Entendemos esses requisitos de conduzir uma segunda leva de entrevistas com outros atores como uma forma a completar certas lacunas que aparecem depois de se familiarizar com os dados. Nesse caso realizamos mais 4 entrevistas com outros atores de forma a atendermos essas demandas. No entanto, a habilidade de fazer questões de acompanhamento, vem com a prática, e freqüentemente essas só se manifestam na fase de transcrição das entrevistas. Isso, por si só, já constitui uma razão suficiente para o pesquisador fazer a transcrição das suas próprias entrevistas de forma a revelar as dúvidas quando estiver conduzindo uma entrevista.
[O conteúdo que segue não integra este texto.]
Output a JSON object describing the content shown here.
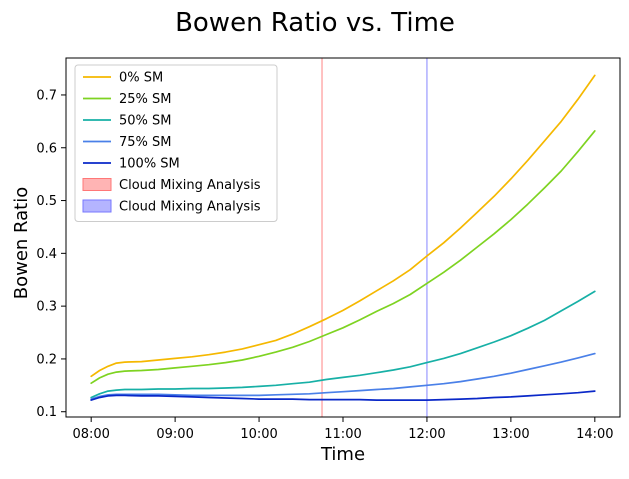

Os tópicos das entrevistas sãos reproduzidas abaixo na Figura 3e são exemplos de questões elaboradas durante o período das entrevistas. Mas nem todas percorreram, necessariamente, esse roteiro, uma vez que dependendo do tipo de entrevistado (usuários, desenvolvedor, novato, veterano) determinados tópicos eram acentuados. Além disso, existiram casos em que a entrevista com um usuário/desenvolvedor, que durou 1h: 44min

resultou num total de 5.603 palavras e outra que, devido a agenda apertada do entrevistado durou somente 32 min.
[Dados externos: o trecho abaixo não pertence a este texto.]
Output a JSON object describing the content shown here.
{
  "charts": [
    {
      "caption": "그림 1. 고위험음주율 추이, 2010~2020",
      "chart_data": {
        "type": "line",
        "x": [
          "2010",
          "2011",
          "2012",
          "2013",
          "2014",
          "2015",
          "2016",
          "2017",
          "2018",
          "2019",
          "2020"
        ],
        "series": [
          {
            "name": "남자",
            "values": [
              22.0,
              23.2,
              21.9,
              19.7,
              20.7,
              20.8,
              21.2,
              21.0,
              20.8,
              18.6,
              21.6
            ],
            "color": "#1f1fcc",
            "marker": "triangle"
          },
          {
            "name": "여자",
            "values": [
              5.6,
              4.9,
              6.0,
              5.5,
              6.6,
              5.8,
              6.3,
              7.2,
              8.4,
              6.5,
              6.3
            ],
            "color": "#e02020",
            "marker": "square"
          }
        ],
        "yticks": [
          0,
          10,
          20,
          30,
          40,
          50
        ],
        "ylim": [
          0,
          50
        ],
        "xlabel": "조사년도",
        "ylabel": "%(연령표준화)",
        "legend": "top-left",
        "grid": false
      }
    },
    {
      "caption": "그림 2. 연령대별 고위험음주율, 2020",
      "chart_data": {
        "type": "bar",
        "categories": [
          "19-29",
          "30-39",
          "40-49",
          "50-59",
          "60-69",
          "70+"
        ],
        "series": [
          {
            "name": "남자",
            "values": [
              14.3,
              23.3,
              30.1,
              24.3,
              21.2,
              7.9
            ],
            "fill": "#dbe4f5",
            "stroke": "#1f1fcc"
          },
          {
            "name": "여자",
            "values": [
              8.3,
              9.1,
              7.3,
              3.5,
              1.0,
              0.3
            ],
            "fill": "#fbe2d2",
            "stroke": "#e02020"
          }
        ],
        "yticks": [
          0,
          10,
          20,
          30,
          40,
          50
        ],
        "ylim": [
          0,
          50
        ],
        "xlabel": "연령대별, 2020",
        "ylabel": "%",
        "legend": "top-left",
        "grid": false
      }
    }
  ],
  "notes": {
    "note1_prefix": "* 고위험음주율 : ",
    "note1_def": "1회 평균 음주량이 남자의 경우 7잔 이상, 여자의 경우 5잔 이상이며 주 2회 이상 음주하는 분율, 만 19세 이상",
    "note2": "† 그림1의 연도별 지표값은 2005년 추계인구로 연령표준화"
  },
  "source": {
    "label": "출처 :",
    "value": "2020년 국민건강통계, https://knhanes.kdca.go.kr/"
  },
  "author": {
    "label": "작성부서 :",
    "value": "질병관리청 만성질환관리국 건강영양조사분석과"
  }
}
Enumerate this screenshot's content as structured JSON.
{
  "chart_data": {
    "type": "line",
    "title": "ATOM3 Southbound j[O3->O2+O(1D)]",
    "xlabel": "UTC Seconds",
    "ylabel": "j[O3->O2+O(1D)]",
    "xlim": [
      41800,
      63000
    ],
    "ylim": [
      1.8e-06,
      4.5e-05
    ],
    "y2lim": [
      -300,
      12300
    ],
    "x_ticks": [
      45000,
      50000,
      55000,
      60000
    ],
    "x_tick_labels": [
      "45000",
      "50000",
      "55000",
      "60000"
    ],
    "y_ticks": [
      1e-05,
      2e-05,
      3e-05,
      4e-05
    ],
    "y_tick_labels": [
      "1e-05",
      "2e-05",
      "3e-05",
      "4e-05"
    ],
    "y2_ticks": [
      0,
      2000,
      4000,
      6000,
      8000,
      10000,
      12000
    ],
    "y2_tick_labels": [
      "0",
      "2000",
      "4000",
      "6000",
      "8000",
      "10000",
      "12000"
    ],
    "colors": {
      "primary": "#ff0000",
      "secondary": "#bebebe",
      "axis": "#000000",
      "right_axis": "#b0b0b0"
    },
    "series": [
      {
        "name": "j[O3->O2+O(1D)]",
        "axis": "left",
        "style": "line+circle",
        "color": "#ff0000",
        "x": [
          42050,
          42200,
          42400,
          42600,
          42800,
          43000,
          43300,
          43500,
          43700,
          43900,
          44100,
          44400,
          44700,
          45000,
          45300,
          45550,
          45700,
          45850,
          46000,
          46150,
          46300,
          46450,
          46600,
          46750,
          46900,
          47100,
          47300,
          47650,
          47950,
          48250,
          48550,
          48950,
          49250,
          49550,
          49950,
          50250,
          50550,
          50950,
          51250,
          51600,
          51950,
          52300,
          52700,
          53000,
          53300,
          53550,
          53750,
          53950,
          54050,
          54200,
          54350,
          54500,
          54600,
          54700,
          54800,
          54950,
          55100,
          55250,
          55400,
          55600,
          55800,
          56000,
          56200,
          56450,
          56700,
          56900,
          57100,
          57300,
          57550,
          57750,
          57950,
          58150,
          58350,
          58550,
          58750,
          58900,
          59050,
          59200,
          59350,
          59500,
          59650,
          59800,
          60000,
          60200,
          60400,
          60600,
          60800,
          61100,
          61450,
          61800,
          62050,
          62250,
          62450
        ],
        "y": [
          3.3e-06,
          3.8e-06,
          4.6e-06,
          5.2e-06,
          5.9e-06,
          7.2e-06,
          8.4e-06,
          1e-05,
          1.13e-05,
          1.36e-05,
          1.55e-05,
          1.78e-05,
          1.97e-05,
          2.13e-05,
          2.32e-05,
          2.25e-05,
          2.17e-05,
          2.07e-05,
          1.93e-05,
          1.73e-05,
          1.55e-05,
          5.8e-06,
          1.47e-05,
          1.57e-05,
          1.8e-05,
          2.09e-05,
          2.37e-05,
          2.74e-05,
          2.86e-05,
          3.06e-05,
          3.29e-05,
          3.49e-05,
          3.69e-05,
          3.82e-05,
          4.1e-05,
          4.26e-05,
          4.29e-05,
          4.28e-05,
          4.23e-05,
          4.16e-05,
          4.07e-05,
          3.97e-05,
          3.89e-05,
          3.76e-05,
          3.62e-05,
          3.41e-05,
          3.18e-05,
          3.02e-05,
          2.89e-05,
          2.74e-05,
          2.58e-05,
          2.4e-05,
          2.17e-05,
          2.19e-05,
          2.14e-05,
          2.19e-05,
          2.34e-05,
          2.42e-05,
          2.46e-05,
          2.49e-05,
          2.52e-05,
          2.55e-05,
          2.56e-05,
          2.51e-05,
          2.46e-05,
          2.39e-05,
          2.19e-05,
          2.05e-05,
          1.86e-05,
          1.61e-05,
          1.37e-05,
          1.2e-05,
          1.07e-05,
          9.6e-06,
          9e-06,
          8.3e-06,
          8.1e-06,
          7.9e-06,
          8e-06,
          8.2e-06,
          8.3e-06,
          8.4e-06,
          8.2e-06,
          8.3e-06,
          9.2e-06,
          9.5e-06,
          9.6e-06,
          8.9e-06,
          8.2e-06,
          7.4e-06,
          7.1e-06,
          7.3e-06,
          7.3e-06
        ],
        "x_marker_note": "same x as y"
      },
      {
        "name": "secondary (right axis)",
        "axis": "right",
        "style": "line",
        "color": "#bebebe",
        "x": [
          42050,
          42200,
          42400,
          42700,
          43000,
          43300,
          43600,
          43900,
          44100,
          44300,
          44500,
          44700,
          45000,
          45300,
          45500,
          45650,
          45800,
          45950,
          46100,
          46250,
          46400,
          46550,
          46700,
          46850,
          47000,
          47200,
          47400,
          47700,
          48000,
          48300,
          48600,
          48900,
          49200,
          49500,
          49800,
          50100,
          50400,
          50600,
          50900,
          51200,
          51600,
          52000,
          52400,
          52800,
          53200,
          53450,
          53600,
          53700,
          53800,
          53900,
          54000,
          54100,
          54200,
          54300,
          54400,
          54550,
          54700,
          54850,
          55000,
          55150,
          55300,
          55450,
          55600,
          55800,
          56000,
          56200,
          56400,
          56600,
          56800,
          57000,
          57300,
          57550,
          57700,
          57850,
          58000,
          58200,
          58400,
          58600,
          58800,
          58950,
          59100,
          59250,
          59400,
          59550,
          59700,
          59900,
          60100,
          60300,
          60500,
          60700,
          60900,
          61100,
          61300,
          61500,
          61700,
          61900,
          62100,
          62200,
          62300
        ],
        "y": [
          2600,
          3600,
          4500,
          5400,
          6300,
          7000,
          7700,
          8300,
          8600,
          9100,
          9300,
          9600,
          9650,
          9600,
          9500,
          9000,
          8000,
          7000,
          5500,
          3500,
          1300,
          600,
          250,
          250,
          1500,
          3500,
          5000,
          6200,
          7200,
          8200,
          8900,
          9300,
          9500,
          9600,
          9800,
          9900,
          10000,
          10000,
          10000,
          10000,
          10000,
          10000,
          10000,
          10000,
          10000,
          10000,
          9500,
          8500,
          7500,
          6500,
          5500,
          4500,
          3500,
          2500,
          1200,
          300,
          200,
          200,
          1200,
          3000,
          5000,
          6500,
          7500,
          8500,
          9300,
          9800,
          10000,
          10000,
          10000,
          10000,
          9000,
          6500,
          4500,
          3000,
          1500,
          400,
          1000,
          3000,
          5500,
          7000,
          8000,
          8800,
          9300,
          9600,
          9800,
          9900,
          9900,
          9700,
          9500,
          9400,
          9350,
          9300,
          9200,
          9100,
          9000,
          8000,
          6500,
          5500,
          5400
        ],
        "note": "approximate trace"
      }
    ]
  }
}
Figura 4 - Exemplo de uma lista de tópicos das entrevistas

 Como veio a conhecer o universo do SL.

 Conte a sua história do PUG-PE

 Como é que suas demandas se alinham com as da comunidade

 Como é a organização do grupo

 Suas impressões sobre as estratégias da comunidade e as sugestões para coisas que necessitam de melhoras e serem mantidas

Fonte: Elaboração própria (2013).

A escolha dos entrevistados resultou dos papeis que desempenhavam dentro da comunidade, sua participação na governação do grupo e na definição das estratégias. Alguns foram escolhidos deliberadamente pela posição de liderança que exerciam e pelo respaldado dos colegas.

Essa abordagem traz o debate de quantas entrevistas são necessárias. Seguimos a orientação de Kvale (1996) de que as entrevistas devem ser em número necessário para se descobrir o que se precisa saber. Depois de falar com uma gama de atores, em torno de 12 entrevistas, alcançamos a saturação em certas questões, particularmente aquelas relacionadas à constituição do grupo, sua organização interna e as estratégias de manutenção e expansão. Não era necessário para atingir a saturação em cada tema. No entanto, para poder identificar os antagonismos, os movimentos hegemonizantes e os significantes vazios foi necessário parar de fazer entrevistas e começar a ler e refletir.

Seguindo a orientação de Kvale sobre os seus estudos anteriores "teria lucrado mais commenosentrevistasno estudo,e tendomais tempo para prepararas entrevistase analisá-los"(Kvale 1996, p. 103).

Existem também as demandas éticas a considerar antes de se lançar nesse tipo de entrevistas: consentimento, confidencialidade e conseqüências (KVALE, 1996). Essas questões foram tratadas antes de iniciar as entrevistas. Tivemos o cuidado de pedir permissão para gravar todas as entrevistas, e confirmamos que não haveria atribuição

directa dos entrevistados na tese. Nos capítulos seguintes deste estudo todas as citações de entrevistas serão anônimos. Eles foram referenciados com um número no relato da transcrição, compondo um descritor de identidade simples representado como E1 e E6. Nas transcrições da lista de discussão, os nomes estão listados diretamente porque as informações contidas nelas já são de natureza pública.